If \(k \equiv 0 \pmod{4}\), then \(\cos(\frac{k\pi}{2}) = 1\) and \(\cos(n) = 1\). The inequality becomes:

\[ \begin{aligned} \frac{1}{2}(2-1) &\leq c(2-1) \\ c \geq \frac{1}{2}. \end{aligned} \]

If \(k \equiv 1 \pmod{4}\), then \(\cos(\frac{k\pi}{2}) = 0\) and \(\cos(n) = -1\). The inequality becomes:

\[ \begin{aligned} \frac{1}{2}(2-0) &\leq c(2+1) \\ c \geq \frac{1}{3}. \end{aligned} \]

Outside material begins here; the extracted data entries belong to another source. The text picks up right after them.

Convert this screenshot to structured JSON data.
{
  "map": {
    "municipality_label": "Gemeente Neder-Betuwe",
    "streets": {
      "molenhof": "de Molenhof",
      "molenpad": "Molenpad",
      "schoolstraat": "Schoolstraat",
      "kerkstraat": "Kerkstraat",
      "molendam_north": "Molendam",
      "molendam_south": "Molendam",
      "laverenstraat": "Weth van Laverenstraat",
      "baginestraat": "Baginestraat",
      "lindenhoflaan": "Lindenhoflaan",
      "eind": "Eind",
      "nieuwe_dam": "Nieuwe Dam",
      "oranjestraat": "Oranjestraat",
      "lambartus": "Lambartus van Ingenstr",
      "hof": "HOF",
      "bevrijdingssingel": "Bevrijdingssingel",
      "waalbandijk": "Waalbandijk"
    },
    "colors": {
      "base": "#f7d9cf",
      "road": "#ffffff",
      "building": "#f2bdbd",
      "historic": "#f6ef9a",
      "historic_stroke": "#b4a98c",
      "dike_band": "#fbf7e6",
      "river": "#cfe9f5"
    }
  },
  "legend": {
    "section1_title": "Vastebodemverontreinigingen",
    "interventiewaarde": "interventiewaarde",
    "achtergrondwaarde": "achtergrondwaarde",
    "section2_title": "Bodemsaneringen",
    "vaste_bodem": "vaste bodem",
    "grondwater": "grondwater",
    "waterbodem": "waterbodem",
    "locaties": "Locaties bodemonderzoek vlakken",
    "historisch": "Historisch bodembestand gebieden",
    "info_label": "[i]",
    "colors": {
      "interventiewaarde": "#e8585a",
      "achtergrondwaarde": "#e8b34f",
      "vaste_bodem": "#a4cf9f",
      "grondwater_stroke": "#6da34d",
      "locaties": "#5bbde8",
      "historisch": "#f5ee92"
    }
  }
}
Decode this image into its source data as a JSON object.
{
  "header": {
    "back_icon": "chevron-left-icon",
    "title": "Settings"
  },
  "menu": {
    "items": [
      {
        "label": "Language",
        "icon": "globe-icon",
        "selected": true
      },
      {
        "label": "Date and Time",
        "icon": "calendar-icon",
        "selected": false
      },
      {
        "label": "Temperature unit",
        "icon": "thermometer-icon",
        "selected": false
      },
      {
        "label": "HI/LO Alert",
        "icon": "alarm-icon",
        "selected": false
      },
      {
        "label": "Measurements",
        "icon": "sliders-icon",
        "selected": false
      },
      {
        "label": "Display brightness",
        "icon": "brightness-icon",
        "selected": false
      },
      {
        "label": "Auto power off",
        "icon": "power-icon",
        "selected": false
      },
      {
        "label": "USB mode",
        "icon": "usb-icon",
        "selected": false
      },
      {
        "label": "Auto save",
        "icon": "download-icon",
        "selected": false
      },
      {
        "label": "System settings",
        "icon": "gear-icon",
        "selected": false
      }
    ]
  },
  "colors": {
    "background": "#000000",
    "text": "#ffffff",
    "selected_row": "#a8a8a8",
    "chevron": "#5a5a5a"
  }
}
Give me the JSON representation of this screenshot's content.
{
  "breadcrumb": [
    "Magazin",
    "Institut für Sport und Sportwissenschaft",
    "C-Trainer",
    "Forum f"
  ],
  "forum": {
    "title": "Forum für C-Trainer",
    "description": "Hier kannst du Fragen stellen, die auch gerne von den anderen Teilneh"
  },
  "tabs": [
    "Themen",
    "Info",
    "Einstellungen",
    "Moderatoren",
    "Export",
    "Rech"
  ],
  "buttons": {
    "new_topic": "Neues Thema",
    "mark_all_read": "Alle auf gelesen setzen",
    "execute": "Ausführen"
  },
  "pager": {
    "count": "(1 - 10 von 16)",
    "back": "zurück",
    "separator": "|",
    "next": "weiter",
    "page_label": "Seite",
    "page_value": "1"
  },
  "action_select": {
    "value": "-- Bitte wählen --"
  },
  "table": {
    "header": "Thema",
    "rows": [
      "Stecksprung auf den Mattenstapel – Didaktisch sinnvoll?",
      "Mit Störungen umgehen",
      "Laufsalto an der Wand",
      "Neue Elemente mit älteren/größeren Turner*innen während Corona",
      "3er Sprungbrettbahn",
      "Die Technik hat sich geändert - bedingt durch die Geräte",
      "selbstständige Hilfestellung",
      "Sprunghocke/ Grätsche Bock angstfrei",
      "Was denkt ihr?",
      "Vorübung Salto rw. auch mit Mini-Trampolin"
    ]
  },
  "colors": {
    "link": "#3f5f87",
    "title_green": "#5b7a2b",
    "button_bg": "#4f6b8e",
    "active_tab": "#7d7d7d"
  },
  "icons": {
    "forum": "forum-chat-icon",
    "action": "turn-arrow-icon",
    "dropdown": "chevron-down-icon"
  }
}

If \(k \equiv 2 \pmod{4}\), then \(\cos(\frac{k\pi}{2}) = -1\) and \(\cos(n) = 1\). The inequality becomes:

\[ \begin{aligned} \frac{1}{2}(2+1) &\leq c(2-1) \\ c \geq \frac{3}{2}. \end{aligned} \]

If \(k \equiv 3 \pmod{4}\), then \(\cos(\frac{k\pi}{2}) = 0\) and \(\cos(n) = -1\). The inequality becomes:

\[ \begin{aligned} \frac{1}{2}(2-0) &\leq c(2+1) \\ c \geq \frac{1}{3}. \end{aligned} \]

Thus, for all values of \(k\), the largest lower bound on \(c\) is \(c \geq \frac{3}{2}\) and it violates the condition that \(c \lt 1\).

Since the regularity condition is not satisfied, this implies that the recurrence does not fit into Case 3 of the General Master Theorem.